That's not how splits (or dividends) work. If you own one share of stock worth $100 and it does a 4-1 split, you will (eventually) have 4 shares worth $25 each. Anyone who buys stock before the split is effective gets the $100 shares; anyone who buys shares after the split is effective gets $25 shares. There's no arbitrage opportunity.
Same for a dividend. If your $100 stock pays a $5 dividend, after you the dividend is effective you will have stock that's worth $95 and (eventually) $5 in cash. Again, there's no arbitrage opportunity. Either you get $100 stock and a dividend or $95 and no dividend. (There are timing differences between when the dividend is announced, effective, and paid, but that's not germane to the arbitrage question).
Stock dividends have the same dilutive effect on the original shares, so a "3 share" dividend is the same as a 4-1 split from the shareholder's perspective. The original share represents a fourth of the ownership that it did, so they are worth 1/4 of their original value, with the other 3/4 "given" back to you in the form of additional shares.
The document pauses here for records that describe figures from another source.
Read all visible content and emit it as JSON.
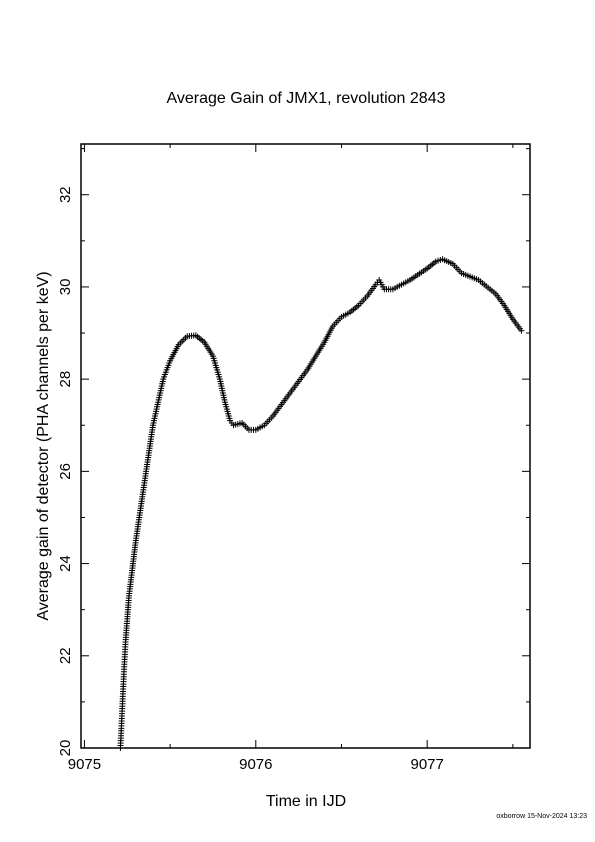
{
  "chart_data": {
    "type": "scatter",
    "title": "Average Gain of JMX1, revolution 2843",
    "xlabel": "Time in IJD",
    "ylabel": "Average gain of detector (PHA channels per keV)",
    "xlim": [
      9074.98,
      9077.6
    ],
    "ylim": [
      20,
      33.1
    ],
    "x_ticks": [
      9075,
      9076,
      9077
    ],
    "y_ticks": [
      20,
      22,
      24,
      26,
      28,
      30,
      32
    ],
    "x_tick_labels": [
      "9075",
      "9076",
      "9077"
    ],
    "y_tick_labels": [
      "20",
      "22",
      "24",
      "26",
      "28",
      "30",
      "32"
    ],
    "marker": "plus",
    "grid": false,
    "legend": "none",
    "series": [
      {
        "points": [
          [
            9075.21,
            20.0
          ],
          [
            9075.22,
            20.8
          ],
          [
            9075.23,
            21.6
          ],
          [
            9075.24,
            22.3
          ],
          [
            9075.25,
            22.8
          ],
          [
            9075.26,
            23.3
          ],
          [
            9075.28,
            23.9
          ],
          [
            9075.3,
            24.5
          ],
          [
            9075.32,
            25.0
          ],
          [
            9075.34,
            25.5
          ],
          [
            9075.36,
            26.0
          ],
          [
            9075.38,
            26.5
          ],
          [
            9075.4,
            27.0
          ],
          [
            9075.43,
            27.5
          ],
          [
            9075.46,
            28.0
          ],
          [
            9075.5,
            28.4
          ],
          [
            9075.55,
            28.75
          ],
          [
            9075.6,
            28.93
          ],
          [
            9075.65,
            28.95
          ],
          [
            9075.7,
            28.8
          ],
          [
            9075.75,
            28.5
          ],
          [
            9075.79,
            28.0
          ],
          [
            9075.82,
            27.5
          ],
          [
            9075.85,
            27.1
          ],
          [
            9075.87,
            27.0
          ],
          [
            9075.92,
            27.05
          ],
          [
            9075.96,
            26.9
          ],
          [
            9076.0,
            26.9
          ],
          [
            9076.05,
            27.0
          ],
          [
            9076.1,
            27.2
          ],
          [
            9076.2,
            27.7
          ],
          [
            9076.3,
            28.2
          ],
          [
            9076.4,
            28.8
          ],
          [
            9076.45,
            29.15
          ],
          [
            9076.5,
            29.35
          ],
          [
            9076.55,
            29.45
          ],
          [
            9076.6,
            29.6
          ],
          [
            9076.65,
            29.8
          ],
          [
            9076.7,
            30.05
          ],
          [
            9076.72,
            30.15
          ],
          [
            9076.75,
            29.95
          ],
          [
            9076.8,
            29.95
          ],
          [
            9076.85,
            30.05
          ],
          [
            9076.9,
            30.15
          ],
          [
            9077.0,
            30.4
          ],
          [
            9077.05,
            30.55
          ],
          [
            9077.09,
            30.6
          ],
          [
            9077.15,
            30.5
          ],
          [
            9077.2,
            30.3
          ],
          [
            9077.3,
            30.15
          ],
          [
            9077.4,
            29.85
          ],
          [
            9077.45,
            29.6
          ],
          [
            9077.5,
            29.3
          ],
          [
            9077.55,
            29.05
          ]
        ]
      }
    ]
  },
  "footer": {
    "credit": "oxborrow 15-Nov-2024 13:23"
  }
}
The difference between a stock dividend and a stock split is that with a stock dividend, the _company pays cash for the new shares. So instead of just splitting the ownership into smaller pieces, the company uses cash to provide additional pieces to its owners. One benefit of this is that owners will benefit from future growth, versus a cash dividend where the cash is completely out the door.
As in most cases of splits, the stock price history is adjusted to the new stock volume and this avoids dramatic movements in the stock price.
Selling shares between the record date and the distribution date also sells the right to claim the special dividend that was afforded to the owner on the date of record. If you buy shares during this period you also participate in the split.